Wali Kota Banjarbaru, Erna Lisa Halaby, menjelaskan bahwa surat edaran tersebut mengacu pada sejumlah regulasi daerah, termasuk Perda Kota Banjarbaru Nomor 4 Tahun 2005, Perda Nomor 14 Tahun 2015, dan Perwali Banjarbaru Nomor 80 Tahun 2016.

BACA JUGA: Rakor Pemkot Banjarbaru Perkuat Reformasi Birokrasi dan Pengelolaan Sampah Menuju Kota Bersih dan Profesional

Berdasarkan Perda Nomor 4 Tahun 2005, restoran, rumah makan, kafe, warung rombong, dan sejenisnya dilarang melayani makan dan minum di tempat sebelum waktu yang ditetapkan pada bulan Ramadan. Usaha yang menyediakan layanan berbuka puasa diperbolehkan mulai pukul 17.00 WITA.

Pedagang di pasar wadai atau sejenisnya dapat memulai berjualan pada pukul 15.00 WITA. Aturan ini juga melarang penggunaan petasan atau benda sejenis yang berpotensi mengganggu ketertiban.

Mengacu pada Perda Nomor 14 Tahun 2015 dan Perwali Nomor 80 Tahun 2016, semua usaha hiburan umum, termasuk karaoke dewasa maupun keluarga, pub, kafe, biliar, dan panti pijat diwajibkan menutup kegiatan selama Ramadan.

“Pemegang izin usaha hiburan, rekreasi, dan olahraga wajib menutup kegiatan dan baru dapat beroperasi kembali mulai tanggal 2 Syawal,” jelas Wali Kota Erna Lisa.

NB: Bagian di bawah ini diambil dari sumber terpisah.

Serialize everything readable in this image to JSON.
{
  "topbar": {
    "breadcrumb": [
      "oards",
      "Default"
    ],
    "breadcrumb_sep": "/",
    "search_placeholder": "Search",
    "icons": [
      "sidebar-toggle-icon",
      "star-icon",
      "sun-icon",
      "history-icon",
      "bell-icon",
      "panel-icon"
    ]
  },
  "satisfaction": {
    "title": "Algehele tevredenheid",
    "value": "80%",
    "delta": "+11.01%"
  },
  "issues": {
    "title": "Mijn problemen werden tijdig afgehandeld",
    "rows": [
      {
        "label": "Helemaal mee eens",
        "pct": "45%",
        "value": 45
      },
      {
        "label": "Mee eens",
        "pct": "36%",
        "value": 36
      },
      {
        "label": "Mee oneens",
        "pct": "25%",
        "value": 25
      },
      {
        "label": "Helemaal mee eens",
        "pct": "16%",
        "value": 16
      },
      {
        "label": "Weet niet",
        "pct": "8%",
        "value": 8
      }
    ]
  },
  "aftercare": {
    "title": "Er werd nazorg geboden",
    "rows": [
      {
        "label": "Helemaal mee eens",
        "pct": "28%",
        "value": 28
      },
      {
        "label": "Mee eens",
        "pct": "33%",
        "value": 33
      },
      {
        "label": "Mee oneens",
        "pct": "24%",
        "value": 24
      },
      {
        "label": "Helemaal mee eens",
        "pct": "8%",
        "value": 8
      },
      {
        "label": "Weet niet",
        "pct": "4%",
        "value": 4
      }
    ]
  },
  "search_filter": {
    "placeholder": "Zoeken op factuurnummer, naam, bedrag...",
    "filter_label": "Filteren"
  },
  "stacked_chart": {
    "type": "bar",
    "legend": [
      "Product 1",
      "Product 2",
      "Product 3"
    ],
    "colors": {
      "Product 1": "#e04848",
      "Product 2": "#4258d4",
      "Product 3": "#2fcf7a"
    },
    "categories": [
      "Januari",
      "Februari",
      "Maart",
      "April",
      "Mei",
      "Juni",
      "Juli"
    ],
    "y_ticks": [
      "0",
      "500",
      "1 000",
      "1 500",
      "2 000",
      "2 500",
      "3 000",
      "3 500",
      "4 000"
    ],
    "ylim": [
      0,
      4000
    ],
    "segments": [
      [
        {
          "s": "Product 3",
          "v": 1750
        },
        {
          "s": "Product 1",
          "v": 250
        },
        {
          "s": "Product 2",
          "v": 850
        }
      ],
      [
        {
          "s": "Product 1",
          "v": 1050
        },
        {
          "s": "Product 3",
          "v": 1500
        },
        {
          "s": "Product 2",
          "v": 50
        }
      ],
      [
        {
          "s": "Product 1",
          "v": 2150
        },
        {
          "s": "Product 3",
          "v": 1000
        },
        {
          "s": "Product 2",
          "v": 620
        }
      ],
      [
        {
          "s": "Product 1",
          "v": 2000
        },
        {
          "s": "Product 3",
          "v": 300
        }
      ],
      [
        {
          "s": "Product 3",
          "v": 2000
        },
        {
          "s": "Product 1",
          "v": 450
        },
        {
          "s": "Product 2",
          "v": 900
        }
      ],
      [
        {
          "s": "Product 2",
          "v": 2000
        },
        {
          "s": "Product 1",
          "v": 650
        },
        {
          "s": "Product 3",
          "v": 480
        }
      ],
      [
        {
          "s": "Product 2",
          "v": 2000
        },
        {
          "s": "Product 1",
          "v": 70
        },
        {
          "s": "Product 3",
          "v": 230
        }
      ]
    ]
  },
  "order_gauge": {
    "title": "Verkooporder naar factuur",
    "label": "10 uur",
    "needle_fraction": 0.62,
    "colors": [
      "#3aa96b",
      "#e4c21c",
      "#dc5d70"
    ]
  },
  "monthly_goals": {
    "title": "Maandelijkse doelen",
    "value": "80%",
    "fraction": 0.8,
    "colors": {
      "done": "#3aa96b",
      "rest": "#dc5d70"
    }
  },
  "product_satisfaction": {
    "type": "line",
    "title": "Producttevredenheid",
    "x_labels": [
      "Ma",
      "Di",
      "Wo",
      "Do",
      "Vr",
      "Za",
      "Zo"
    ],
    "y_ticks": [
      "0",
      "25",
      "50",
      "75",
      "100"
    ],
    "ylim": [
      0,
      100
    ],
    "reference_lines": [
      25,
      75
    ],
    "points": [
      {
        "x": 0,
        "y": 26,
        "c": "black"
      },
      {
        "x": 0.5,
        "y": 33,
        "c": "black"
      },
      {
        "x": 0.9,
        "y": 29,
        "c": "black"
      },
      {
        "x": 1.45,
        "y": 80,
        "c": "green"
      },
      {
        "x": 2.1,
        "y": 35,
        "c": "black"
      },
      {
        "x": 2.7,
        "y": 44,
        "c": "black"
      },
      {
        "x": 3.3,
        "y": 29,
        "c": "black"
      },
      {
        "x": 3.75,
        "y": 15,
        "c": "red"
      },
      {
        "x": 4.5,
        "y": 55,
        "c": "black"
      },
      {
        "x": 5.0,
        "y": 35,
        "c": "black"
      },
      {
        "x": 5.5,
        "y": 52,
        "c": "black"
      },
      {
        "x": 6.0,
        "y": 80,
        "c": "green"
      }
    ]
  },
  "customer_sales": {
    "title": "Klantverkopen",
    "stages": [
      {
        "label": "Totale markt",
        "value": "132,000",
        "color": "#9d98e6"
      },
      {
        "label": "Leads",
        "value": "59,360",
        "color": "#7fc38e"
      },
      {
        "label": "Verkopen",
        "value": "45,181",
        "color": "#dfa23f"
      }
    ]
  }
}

Selain itu, kegiatan sahur bersama diperbolehkan mulai pukul 03.00 WITA hingga 04.00 WITA dengan catatan tidak mengganggu ketenangan warga. Festival atau acara budaya seperti tadarus puisi, festival bedug, tanglong, dan sejenisnya dapat digelar setelah salat tarawih atau pukul 21.00 WITA.